After I wrote up the news this morning about PepsiCo buying SodaStream for a bubbly $3.2 billion, a commenter got me thinking about what rival Coca-Cola’s next steps should be. Spoon reader “James” asked:

So now that Pepsi has Sodastream and Dr. Pepper has Keurig, what consumer hardware company is Coke going to buy?

I almost feel like a sports radio talk DJ, because I’m about to give a hot take on this question: Coke should not buy or invest in any hardware company that allows users to make their own Coca-Cola beverages at home. Instead, Coke should focus on getting their existing products into the hands of people in the fastest way possible.

Coke actually dipped its toe in the home hardware market in 2016 with the Keurig Kold, a countertop pod-based device that would let you make your own cold beverages at home. Coke referred to its partnership on the device as a “game changer,” but Keuring killed off the Kold just ten months after its launch.

While there were a lot of reasons the Kold failed: it was expensive, required a lot of space, and took a minute and a half to make a soda. A second-gen version of the Kold (or similar device) could address those issues, but what it can’t address is the consistency and convenience of popping open a can and chugging.

When you’re thirsty and craving a particular drink, you want that drink. Not some approximation thereof. You know when you buy a can of Coke that it will taste exactly like a Coke. There is a giant infrastructure in place to make sure each drink tastes the same, every time. Not so when you make a drink at home. Your flavor amounts could be off, the carbonation levels could be different, and the minerals in your tap water could impact the taste. Homemade sodas can approximate your favorite drink, but they won’t be the exact drink you want.

Then there is the convenience aspect. Coke products are available just about everywhere you go. And it’s super easy to stock up and keep a bunch of them ready to go in your fridge. Thirsty? Boom. Grab one and start drinking. There is no waiting for a machine to carbonate your water or add flavor or any of that. Plus, there’s no machine to maintenance or keep clean.

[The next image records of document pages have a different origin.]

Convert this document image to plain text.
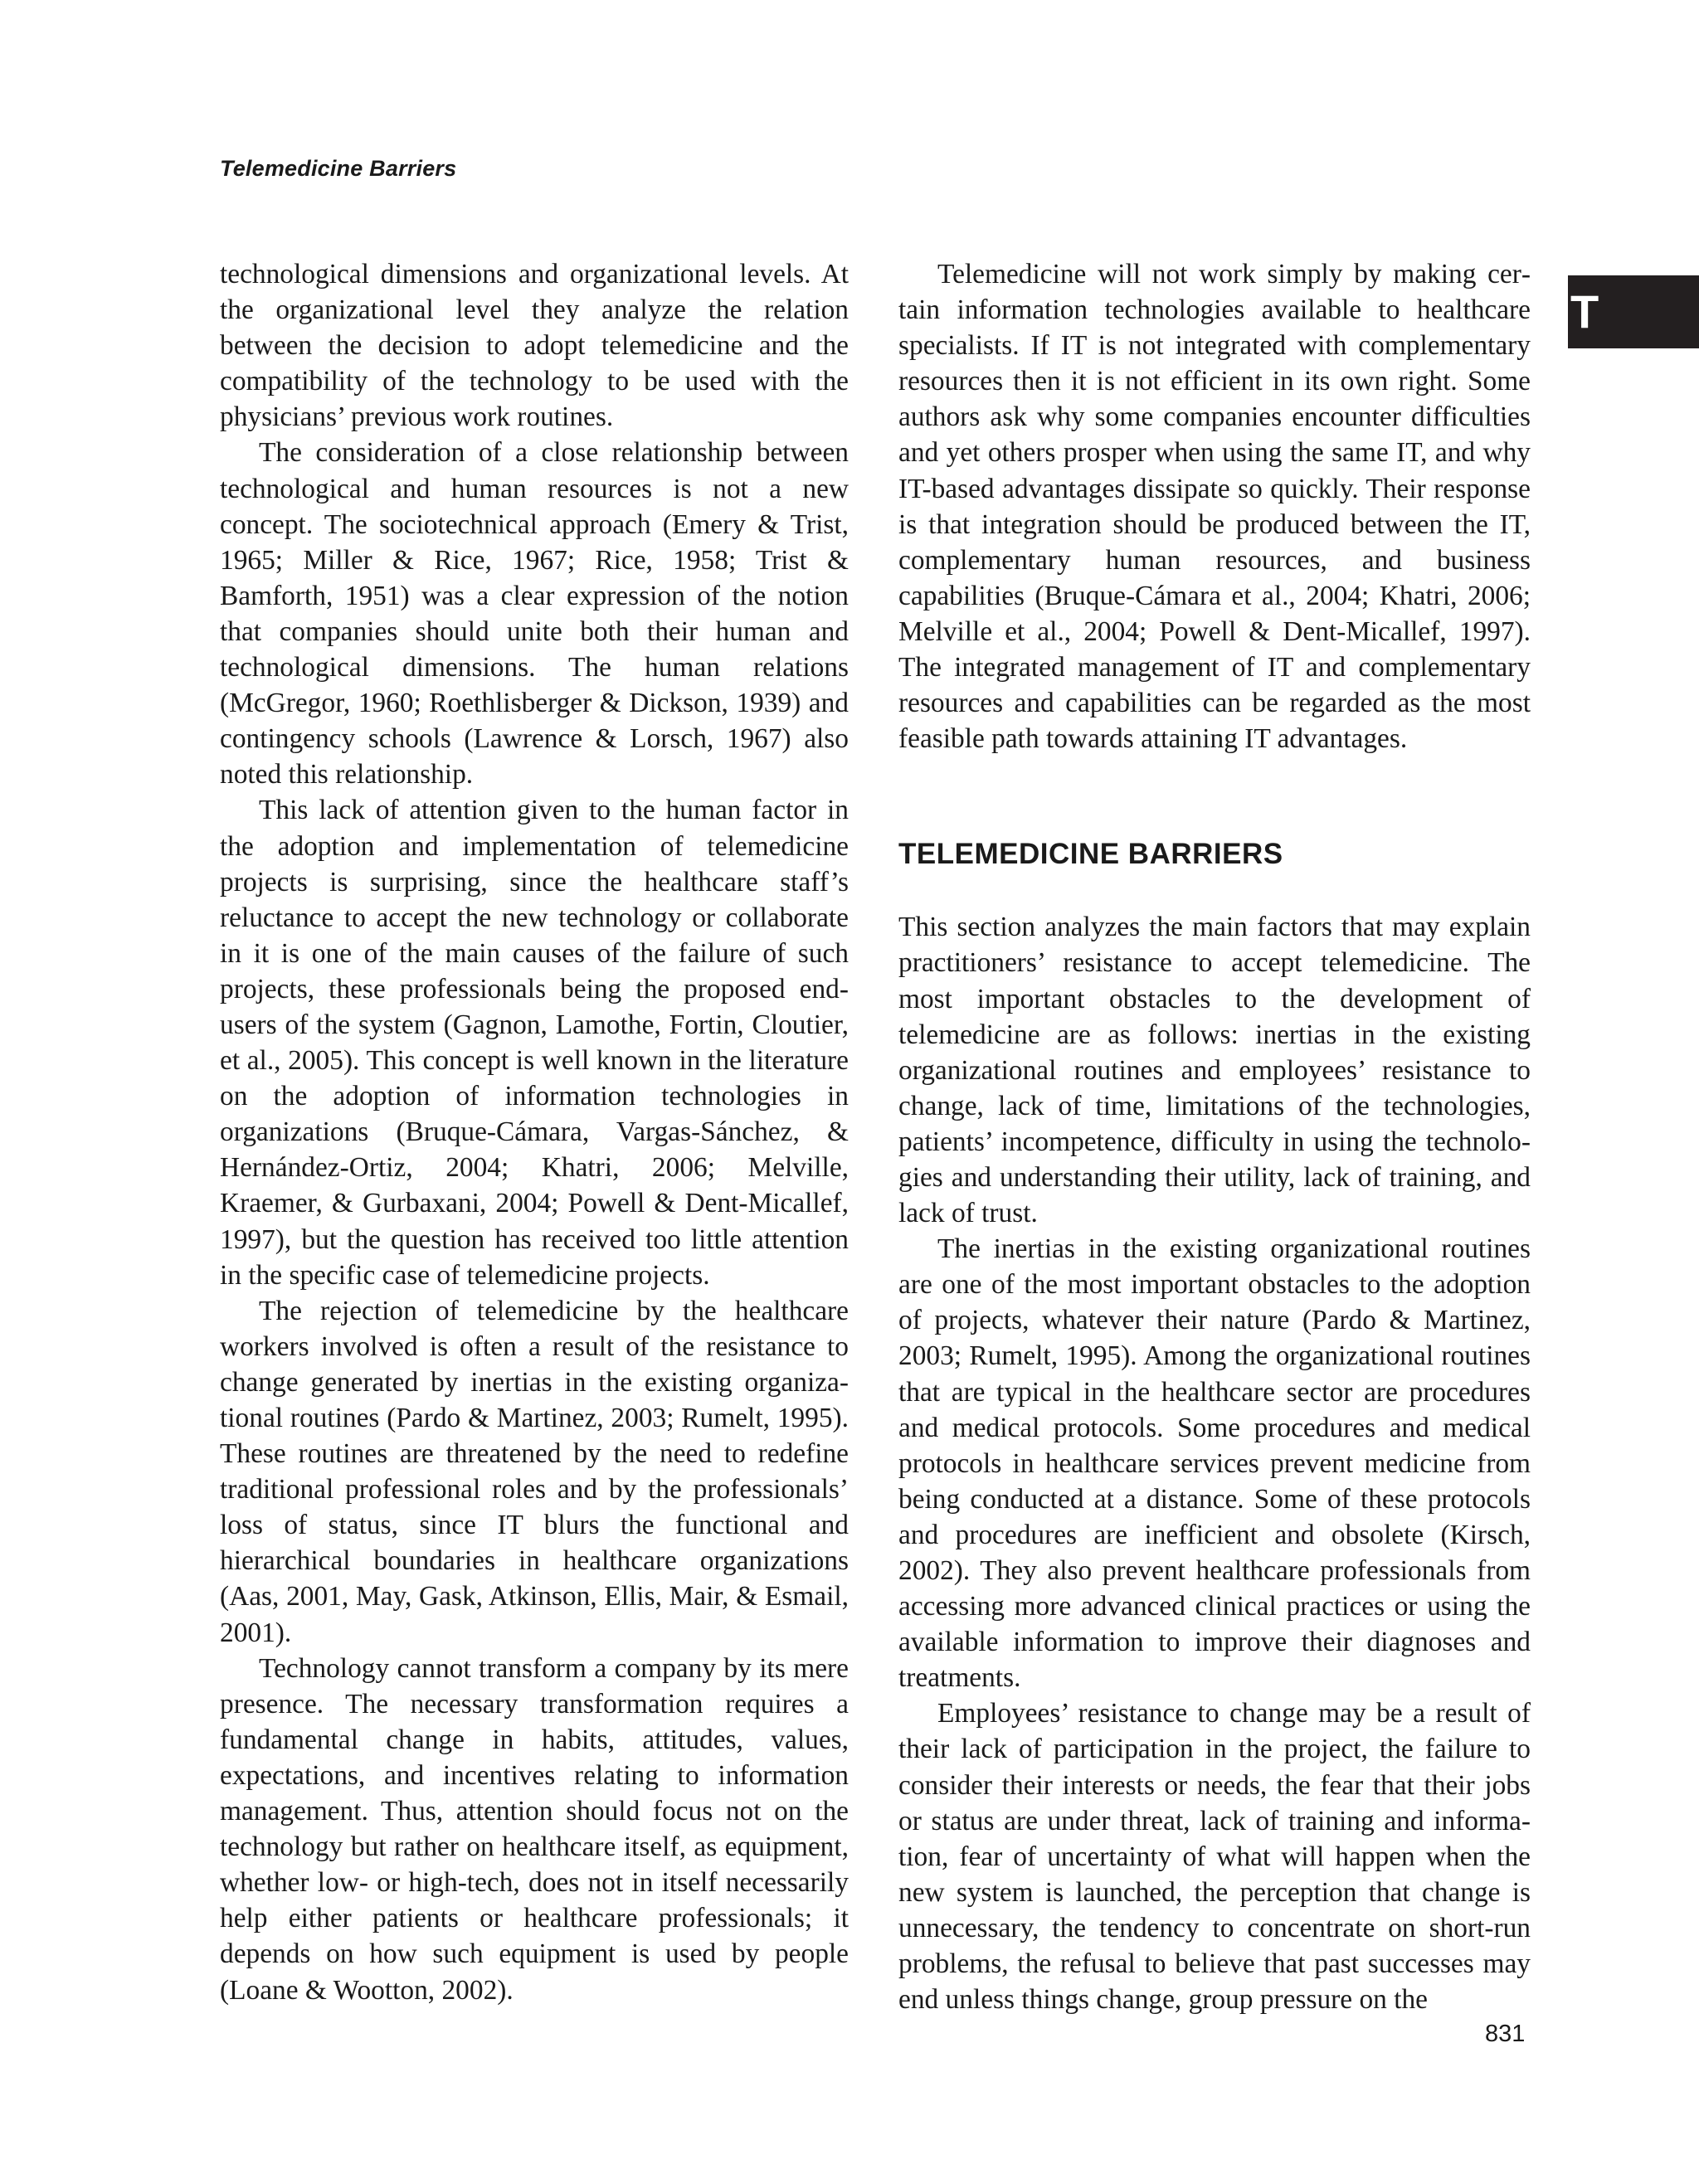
Telemedicine Barriers
T

technological dimensions and organizational levels. At the organizational level they analyze the relation between the decision to adopt telemedicine and the compatibility of the technology to be used with the physicians’ previous work routines.

The consideration of a close relationship between technological and human resources is not a new concept. The sociotechnical approach (Emery & Trist, 1965; Miller & Rice, 1967; Rice, 1958; Trist & Bamforth, 1951) was a clear expression of the notion that companies should unite both their human and technological dimensions. The human relations (McGregor, 1960; Roethlisberger & Dickson, 1939) and contingency schools (Lawrence & Lorsch, 1967) also noted this relationship.

This lack of attention given to the human factor in the adoption and implementation of telemedicine projects is surprising, since the healthcare staff’s reluctance to accept the new technology or collaborate in it is one of the main causes of the failure of such projects, these professionals being the proposed end-users of the system (Gagnon, Lamothe, Fortin, Cloutier, et al., 2005). This concept is well known in the literature on the adoption of information technologies in organizations (Bruque-Cámara, Vargas-Sánchez, & Hernández-Ortiz, 2004; Khatri, 2006; Melville, Kraemer, & Gurbaxani, 2004; Powell & Dent-Micallef, 1997), but the question has received too little attention in the specific case of telemedicine projects.

The rejection of telemedicine by the healthcare workers involved is often a result of the resistance to change generated by inertias in the existing organizational routines (Pardo & Martinez, 2003; Rumelt, 1995). These routines are threatened by the need to redefine traditional professional roles and by the professionals’ loss of status, since IT blurs the functional and hierarchical boundaries in healthcare organizations (Aas, 2001, May, Gask, Atkinson, Ellis, Mair, & Esmail, 2001).

Technology cannot transform a company by its mere presence. The necessary transformation requires a fundamental change in habits, attitudes, values, expectations, and incentives relating to information management. Thus, attention should focus not on the technology but rather on healthcare itself, as equipment, whether low- or high-tech, does not in itself necessarily help either patients or healthcare professionals; it depends on how such equipment is used by people (Loane & Wootton, 2002).

Telemedicine will not work simply by making certain information technologies available to healthcare specialists. If IT is not integrated with complementary resources then it is not efficient in its own right. Some authors ask why some companies encounter difficulties and yet others prosper when using the same IT, and why IT-based advantages dissipate so quickly. Their response is that integration should be produced between the IT, complementary human resources, and business capabilities (Bruque-Cámara et al., 2004; Khatri, 2006; Melville et al., 2004; Powell & Dent-Micallef, 1997). The integrated management of IT and complementary resources and capabilities can be regarded as the most feasible path towards attaining IT advantages.

TELEMEDICINE BARRIERS

This section analyzes the main factors that may explain practitioners’ resistance to accept telemedicine. The most important obstacles to the development of telemedicine are as follows: inertias in the existing organizational routines and employees’ resistance to change, lack of time, limitations of the technologies, patients’ incompetence, difficulty in using the technologies and understanding their utility, lack of training, and lack of trust.

The inertias in the existing organizational routines are one of the most important obstacles to the adoption of projects, whatever their nature (Pardo & Martinez, 2003; Rumelt, 1995). Among the organizational routines that are typical in the healthcare sector are procedures and medical protocols. Some procedures and medical protocols in healthcare services prevent medicine from being conducted at a distance. Some of these protocols and procedures are inefficient and obsolete (Kirsch, 2002). They also prevent healthcare professionals from accessing more advanced clinical practices or using the available information to improve their diagnoses and treatments.

Employees’ resistance to change may be a result of their lack of participation in the project, the failure to consider their interests or needs, the fear that their jobs or status are under threat, lack of training and information, fear of uncertainty of what will happen when the new system is launched, the perception that change is unnecessary, the tendency to concentrate on short-run problems, the refusal to believe that past successes may end unless things change, group pressure on the

831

And though I’m referring to Coca-Cola drinks, this advice applies to all beverages. The growth and ubiquity of seltzers on store shelves will still make the experience of drinking from a packaged can easier and better than making something at home.

With this in mind, instead of investing in any type of hardware that attempts to recreate the Coke experience at home, Coke should invest in methods that get their existing drinks to people faster and more conveniently. Perhaps put money in robot companies like Nuro, which is working with Kroger on self-driving delivery vehicles that could theoretically bring cases of Coke to your door any time of day or night. Or get into the high-tech fridge game a la Byte Foods to provide drinks conveniently in the office. Or heck, get a drone to deliver a Coke based on a person’s mood.

The point is, Coke should stick to doing what it does best: making Coke drinks and (for better or worse) making me want Coke drinks.